During the Napoleonic war, also the region of Kallham became theatre of war, and acres and meadows were destroyed. The priest was deeply moved by the misery of the community. Several times, he dispensed with his tithe and gave a lot of his own provisions to his parishioners. When he went away, the people from Kallham mourned.
The memorial for soldiers especially commemorates the bloody battle on 1st May 1809, during which the victorious Frenchmen were held back in the regions of Abensberg, Eckmühl and Regensburg, so that the military equipment of the fleeing Austrians could be transported over the rivers Traun and Enns. Thus, the victory over Napoleon, who had been undefeated up to this date, was achieved near Aspern on 22 May. The region around Kallham and especially Schilddorf is probably among the most blood-soaked regions of Austria.
In a document, it is said about bishop Gaisruck that he finally became archbishop of the Metropolitan church of Milan in Lombardy after having been bishop of Derbe and the archbishop’s suffragan of the cathedral of Passau. He went away from Kallham on 13 May, 1818, as last higher catholic dignitary. He disposed by will of a state bond ”Ob der Ennsischen” at the amount of 1000 florins to the school of Kallham for the handling of tasks for which no means were stipulated by law.

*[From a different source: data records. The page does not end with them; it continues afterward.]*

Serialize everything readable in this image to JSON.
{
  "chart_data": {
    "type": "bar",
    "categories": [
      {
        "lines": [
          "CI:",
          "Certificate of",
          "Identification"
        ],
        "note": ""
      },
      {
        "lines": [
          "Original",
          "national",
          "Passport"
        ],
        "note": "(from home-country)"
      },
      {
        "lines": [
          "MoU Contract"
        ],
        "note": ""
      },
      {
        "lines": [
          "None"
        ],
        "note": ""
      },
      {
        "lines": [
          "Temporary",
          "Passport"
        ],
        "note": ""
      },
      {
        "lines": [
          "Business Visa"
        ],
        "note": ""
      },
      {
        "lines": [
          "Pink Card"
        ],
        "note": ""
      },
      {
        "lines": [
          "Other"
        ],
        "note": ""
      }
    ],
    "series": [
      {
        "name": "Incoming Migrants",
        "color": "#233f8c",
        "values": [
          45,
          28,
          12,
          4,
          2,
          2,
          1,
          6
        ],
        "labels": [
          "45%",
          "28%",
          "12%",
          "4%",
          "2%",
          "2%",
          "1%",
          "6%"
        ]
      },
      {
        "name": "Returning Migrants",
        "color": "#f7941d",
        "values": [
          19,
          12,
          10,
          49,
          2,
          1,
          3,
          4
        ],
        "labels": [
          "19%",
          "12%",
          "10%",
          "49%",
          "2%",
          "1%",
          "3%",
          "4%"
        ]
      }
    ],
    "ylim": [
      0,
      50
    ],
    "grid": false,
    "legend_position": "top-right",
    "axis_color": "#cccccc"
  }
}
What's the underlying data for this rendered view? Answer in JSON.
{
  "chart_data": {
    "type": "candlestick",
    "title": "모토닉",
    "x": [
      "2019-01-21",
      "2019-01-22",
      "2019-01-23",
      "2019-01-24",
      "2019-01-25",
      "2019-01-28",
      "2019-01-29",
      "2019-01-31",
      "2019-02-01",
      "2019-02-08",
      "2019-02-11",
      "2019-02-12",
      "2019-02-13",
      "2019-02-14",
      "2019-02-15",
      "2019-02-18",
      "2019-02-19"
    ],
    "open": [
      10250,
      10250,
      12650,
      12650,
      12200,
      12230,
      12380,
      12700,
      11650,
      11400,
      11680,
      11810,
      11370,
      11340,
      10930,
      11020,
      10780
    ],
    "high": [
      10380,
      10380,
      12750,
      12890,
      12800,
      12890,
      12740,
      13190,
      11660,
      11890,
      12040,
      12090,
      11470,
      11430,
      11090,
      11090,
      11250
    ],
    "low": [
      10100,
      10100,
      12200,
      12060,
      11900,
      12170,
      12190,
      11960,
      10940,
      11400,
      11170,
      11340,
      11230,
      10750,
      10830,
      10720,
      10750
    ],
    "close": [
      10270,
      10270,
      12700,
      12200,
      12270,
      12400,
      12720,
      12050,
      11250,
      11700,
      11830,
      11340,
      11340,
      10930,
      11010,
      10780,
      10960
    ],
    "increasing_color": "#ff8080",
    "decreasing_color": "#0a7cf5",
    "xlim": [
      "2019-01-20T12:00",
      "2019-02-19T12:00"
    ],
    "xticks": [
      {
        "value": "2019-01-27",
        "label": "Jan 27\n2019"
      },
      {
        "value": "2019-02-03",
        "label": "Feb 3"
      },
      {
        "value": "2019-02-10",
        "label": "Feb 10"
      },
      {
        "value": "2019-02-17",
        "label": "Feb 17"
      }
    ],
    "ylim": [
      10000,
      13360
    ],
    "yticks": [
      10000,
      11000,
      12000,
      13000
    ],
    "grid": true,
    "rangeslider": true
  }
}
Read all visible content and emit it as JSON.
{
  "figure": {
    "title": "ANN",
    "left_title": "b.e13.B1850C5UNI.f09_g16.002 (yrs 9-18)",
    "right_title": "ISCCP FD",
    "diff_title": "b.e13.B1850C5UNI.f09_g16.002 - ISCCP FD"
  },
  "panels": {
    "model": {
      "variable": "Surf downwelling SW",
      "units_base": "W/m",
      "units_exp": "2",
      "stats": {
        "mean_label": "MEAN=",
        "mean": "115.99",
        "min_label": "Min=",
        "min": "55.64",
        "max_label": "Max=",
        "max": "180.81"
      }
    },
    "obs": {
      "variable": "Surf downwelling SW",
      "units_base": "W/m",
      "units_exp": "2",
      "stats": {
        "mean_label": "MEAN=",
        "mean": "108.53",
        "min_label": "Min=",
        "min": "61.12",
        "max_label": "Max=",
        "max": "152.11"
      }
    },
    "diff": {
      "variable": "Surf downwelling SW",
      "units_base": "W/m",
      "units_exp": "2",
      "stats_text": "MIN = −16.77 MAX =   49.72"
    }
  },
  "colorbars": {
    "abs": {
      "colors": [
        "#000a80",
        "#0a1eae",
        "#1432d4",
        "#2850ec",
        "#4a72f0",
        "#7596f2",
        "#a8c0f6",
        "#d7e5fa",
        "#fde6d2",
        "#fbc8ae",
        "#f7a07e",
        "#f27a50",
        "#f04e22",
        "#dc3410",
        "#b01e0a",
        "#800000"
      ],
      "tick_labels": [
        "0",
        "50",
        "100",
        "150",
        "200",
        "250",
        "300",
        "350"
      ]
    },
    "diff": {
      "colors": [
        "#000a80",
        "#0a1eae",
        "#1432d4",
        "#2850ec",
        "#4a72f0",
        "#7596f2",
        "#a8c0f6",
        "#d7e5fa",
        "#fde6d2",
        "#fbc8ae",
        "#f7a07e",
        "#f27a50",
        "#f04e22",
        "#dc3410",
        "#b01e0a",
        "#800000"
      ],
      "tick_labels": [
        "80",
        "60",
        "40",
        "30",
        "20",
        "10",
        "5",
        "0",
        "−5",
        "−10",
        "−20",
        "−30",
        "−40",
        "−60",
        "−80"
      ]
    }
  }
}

Before the earl of Gaisruck came to Kallham, among others, Johann Steiner, suffragan bishop of Passau and Leopold Graf von Thun, suffragan bishop of Passau, chose to be priests in Kallham. Andreas Mair, who was priest of Kalllham from 1833 to 1848, donated 600 florins to the school of Kallham and Kimpling for the distribution of clothes and school equipment to children from poor families. Just as the earl of Gaisruck, Mair was dignified in the annals of the school.